RULE 505.5 COMMENTARY
This rule, which resembles victim-counselor privilege provisions now in existence in some twenty states, e.g., Cal. Evid. Code §§1035 through 1037.7 (1992), encourages and protects the counseling of emotionally distressed victims of violent crimes by according privilege status to confidential communications made in the course of the counseling process. In adopting a similar law, N.J. Stat. Ann. §2A:84A-22.13 and 22.15 (1991), the New Jersey Legislature declared that the "counseling of victims is most successful when the victims are assured [that] their thoughts and feelings will remain confidential and will not be disclosed without their permission." The present provision proceeds upon just such a policy basis.

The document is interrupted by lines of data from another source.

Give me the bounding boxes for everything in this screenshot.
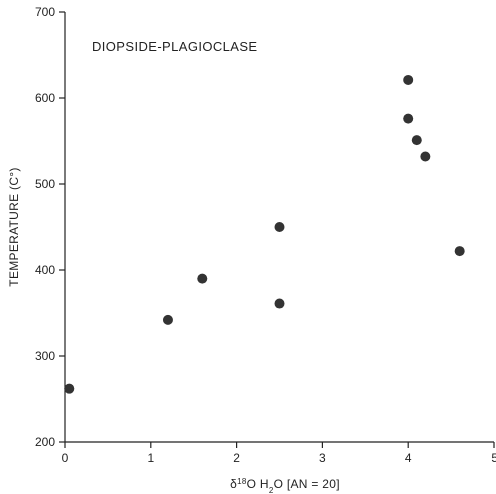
- x-tick-label: 2: [233, 451, 240, 465]
- y-ticks: 200 300 400 500 600 700: [35, 5, 65, 449]
- x-axis-title-subscript: 2: [269, 486, 274, 494]
- x-axis-title-delta: δ: [230, 477, 237, 491]
- x-axis-title-tail: O [AN = 20]: [274, 477, 340, 491]
- data-points: [64, 74, 465, 394]
- data-point: [197, 273, 208, 284]
- y-tick-label: 300: [35, 349, 55, 363]
- data-point: [420, 151, 431, 162]
- data-point: [162, 314, 173, 325]
- x-tick-label: 0: [62, 451, 69, 465]
- y-tick-label: 500: [35, 177, 55, 191]
- x-axis-title: δ18O H2O [AN = 20]: [230, 477, 340, 494]
- data-point: [403, 113, 414, 124]
- data-point: [64, 383, 75, 394]
- y-tick-label: 700: [35, 5, 55, 19]
- y-axis-title: TEMPERATURE (C°): [7, 167, 21, 286]
- data-point: [411, 135, 422, 146]
- x-axis-title-main: O H: [247, 477, 269, 491]
- x-tick-label: 5: [491, 451, 496, 465]
- y-tick-label: 600: [35, 91, 55, 105]
- x-axis-title-superscript: 18: [237, 477, 247, 486]
- x-tick-label: 4: [405, 451, 412, 465]
- x-tick-label: 3: [319, 451, 326, 465]
- data-point: [274, 222, 285, 232]
- data-point: [274, 298, 285, 309]
- x-ticks: 0 1 2 3 4 5: [62, 442, 496, 465]
- y-tick-label: 200: [35, 435, 55, 449]
- axes: [64, 12, 494, 443]
- data-point: [403, 74, 414, 85]
- data-point: [454, 246, 465, 257]
- y-tick-label: 400: [35, 263, 55, 277]
- x-tick-label: 1: [147, 451, 154, 465]
- chart-title: DIOPSIDE-PLAGIOCLASE: [92, 39, 258, 54]
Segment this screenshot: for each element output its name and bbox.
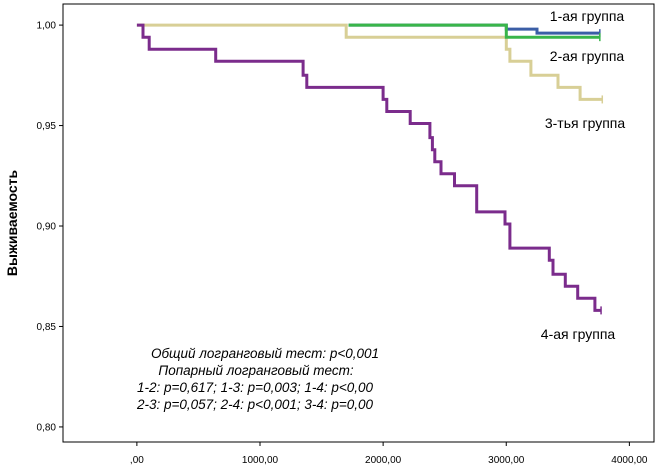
y-axis-ticks: 0,80 0,85 0,90 0,95 1,00: [37, 21, 63, 433]
series-line-3: [348, 23, 600, 39]
y-tick-label: 0,85: [37, 322, 57, 333]
plot-frame: [62, 3, 655, 443]
series-lines: [136, 23, 604, 315]
y-tick-label: 0,95: [37, 121, 57, 132]
y-tick-label: 1,00: [37, 21, 57, 32]
y-tick-label: 0,80: [37, 422, 57, 433]
annotation-line-2: Попарный логранговый тест:: [158, 363, 353, 378]
x-tick-label: 2000,00: [365, 455, 402, 466]
series-line-1: [136, 23, 603, 101]
logrank-annotation: Общий логранговый тест: p<0,001 Попарный…: [136, 346, 379, 412]
series-label-group-1: 1-ая группа: [550, 8, 625, 24]
annotation-line-3: 1-2: p=0,617; 1-3: p=0,003; 1-4: p<0,00: [137, 380, 374, 395]
x-tick-label: 1000,00: [242, 455, 279, 466]
series-label-group-3: 3-тья группа: [545, 115, 626, 131]
x-tick-label: 4000,00: [611, 455, 648, 466]
y-tick-label: 0,90: [37, 222, 57, 233]
annotation-line-4: 2-3: p=0,057; 2-4: p<0,001; 3-4: p=0,00: [136, 397, 374, 412]
y-axis-label: Выживаемость: [4, 170, 20, 277]
x-tick-label: ,00: [130, 455, 144, 466]
series-label-group-2: 2-ая группа: [550, 48, 625, 64]
series-label-group-4: 4-ая группа: [541, 326, 616, 342]
series-labels: 1-ая группа 2-ая группа 3-тья группа 4-а…: [541, 8, 626, 342]
x-axis-ticks: ,00 1000,00 2000,00 3000,00 4000,00: [130, 442, 648, 466]
x-tick-label: 3000,00: [488, 455, 525, 466]
annotation-line-1: Общий логранговый тест: p<0,001: [151, 346, 379, 361]
series-line-4: [136, 23, 602, 312]
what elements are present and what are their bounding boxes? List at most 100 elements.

RULE 505.5 SUPPLEMENTAL COMMENTARY
The Act 154, Session Laws 2008 amendment replaced the term "dependent adult" with the term "vulnerable adult" in subsection (d)(4), with reference to chapter 346, part X. Act 154 amended chapter 346, part X, by, among other things, expanding the category of adults eligible for adult protective services by replacing the term "dependent adult" with the less restrictive term "vulnerable adult".
Law Journals and Reviews
Empowering Battered Women: Changes in Domestic Violence Laws in Hawai`i. 17 UH L. Rev. 575.
When a statutory privilege interferes with a defendant's constitutional right to cross-examine, then, upon a sufficient showing by the defendant, the witness' statutory privilege must, in the interest of the truth-seeking process, bow to the defendant's constitutional rights.101 Haw. 172,65 P.3d 119.